All Eyes are on The Company as it Seeks to do to Toyota

Volkswagen has Renewed the term of its CEO, and all Eyes are on The Company as it Seeks to do to Toyota what Toyota did to GM by 2018. Can Winterkorn Indeed win his Most Coveted Prize? 

While Toyota is running hard towards its goal to sell 7.7 million units this year, Volkswagen is pushing the accelerator towards its 10 million unit sales target by 2018. “Whether Volkswagen is able to do so (beat Toyota by 2018) or not, it will certainly centralise the efforts of Volkswagen towards ensuring high sales and profitability,” said Christoph Stürmer, research director - OEM Strategy, IHS Automotive.

With the kind of growth plans Toyota has in its mind, Volkswagen may even find it tough to overtake the Japanese giant in unit sales. Stürmer adds, “I believe Toyota will stay at the top of charts in the automobile industry after 2018 as well. But what will work for Volkswagen will be that it can from then work towards a new ‘2025’ vision; which may again be to displace Toyota.” Moreover, Toyota is dealing with more challenges. The sales back home are expected to fall by over 17% in 2011; wherein it will be able to sell 1.3 million units in Japan. Toyota will still produce close to 3.1 million units in 2011; down 5% as compared to the 3.28 million units produced in 2010. The move will expose the Japanese auto major to threatening foreign exchange risk and Toyota will try to stay afloat by cutting costs and reviewing production processes. But the price to earnings ratio of Toyota at a level of 20.15% not only beats the 11.02% figure for the sector but also the 13.21% for Volkswagen.
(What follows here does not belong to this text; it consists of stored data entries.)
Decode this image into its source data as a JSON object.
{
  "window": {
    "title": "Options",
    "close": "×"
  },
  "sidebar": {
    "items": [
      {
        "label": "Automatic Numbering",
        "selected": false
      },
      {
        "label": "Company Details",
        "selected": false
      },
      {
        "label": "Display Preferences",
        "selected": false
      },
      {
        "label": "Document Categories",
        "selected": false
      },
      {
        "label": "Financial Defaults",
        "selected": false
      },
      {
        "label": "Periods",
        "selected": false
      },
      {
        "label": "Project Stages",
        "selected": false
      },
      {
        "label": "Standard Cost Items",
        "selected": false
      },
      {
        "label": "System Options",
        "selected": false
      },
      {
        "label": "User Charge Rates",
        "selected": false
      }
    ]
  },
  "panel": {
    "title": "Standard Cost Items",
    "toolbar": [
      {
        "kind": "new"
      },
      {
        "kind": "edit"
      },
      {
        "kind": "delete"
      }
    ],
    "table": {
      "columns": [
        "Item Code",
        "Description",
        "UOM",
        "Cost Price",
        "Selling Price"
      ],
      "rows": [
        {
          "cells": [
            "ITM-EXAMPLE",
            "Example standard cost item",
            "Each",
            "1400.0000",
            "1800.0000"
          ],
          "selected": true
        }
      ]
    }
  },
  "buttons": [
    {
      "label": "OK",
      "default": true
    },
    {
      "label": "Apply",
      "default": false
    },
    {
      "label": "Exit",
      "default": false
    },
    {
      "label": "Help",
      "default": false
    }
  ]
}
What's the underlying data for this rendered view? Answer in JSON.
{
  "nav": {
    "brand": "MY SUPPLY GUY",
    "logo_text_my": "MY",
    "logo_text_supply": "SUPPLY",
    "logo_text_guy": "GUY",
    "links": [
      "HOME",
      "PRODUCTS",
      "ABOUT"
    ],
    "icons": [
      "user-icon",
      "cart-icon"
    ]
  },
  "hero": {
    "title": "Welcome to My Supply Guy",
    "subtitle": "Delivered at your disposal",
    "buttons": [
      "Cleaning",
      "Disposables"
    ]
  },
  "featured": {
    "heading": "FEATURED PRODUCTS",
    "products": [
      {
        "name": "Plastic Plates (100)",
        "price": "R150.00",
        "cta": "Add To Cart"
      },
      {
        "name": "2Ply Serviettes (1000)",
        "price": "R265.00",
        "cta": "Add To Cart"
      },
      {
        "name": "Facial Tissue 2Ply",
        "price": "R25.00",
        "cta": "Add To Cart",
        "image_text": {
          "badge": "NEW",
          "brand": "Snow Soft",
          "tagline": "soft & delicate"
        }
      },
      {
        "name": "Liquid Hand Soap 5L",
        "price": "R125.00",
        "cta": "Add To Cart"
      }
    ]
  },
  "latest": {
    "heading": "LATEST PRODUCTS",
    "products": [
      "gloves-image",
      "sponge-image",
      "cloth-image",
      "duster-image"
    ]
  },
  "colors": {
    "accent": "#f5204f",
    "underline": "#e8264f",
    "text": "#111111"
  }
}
The global automotive industry is all set to go through a major shift wherein Asian economies like India and China will attract more attention. Anticipating the trend, both Toyota and Volkswagen have earmarked huge investments in these markets. On the one end, Volkswagen’s Chakan plant is gathering pace in the production cycle while Toyota’s unit for the Etios project is helping the company reach new skies on the volumes front. Clearly, it will be the high volumes market where we will see both players fighting it out through to the last lap. While Toyota will like to fight it on the product front as it no longer has the superior technology image (after the 2.3 million unit recalls it recently announced), Volkswagen will be pushing its products on the design front. But since these markets would play the decisive role, Toyota’s climb-down in terms of revenues and focus on volumes would play to its advantage. At least for 2018, Toyota may indeed have the last laugh. For Winterkorn, it may indeed be more prudent to focus on alleviating margin pressures and getting his strategy for India and China right. If he manages this, ‘2025’ could see Volkswagen tip the scales, even though he may have to watch that one from the sidelines.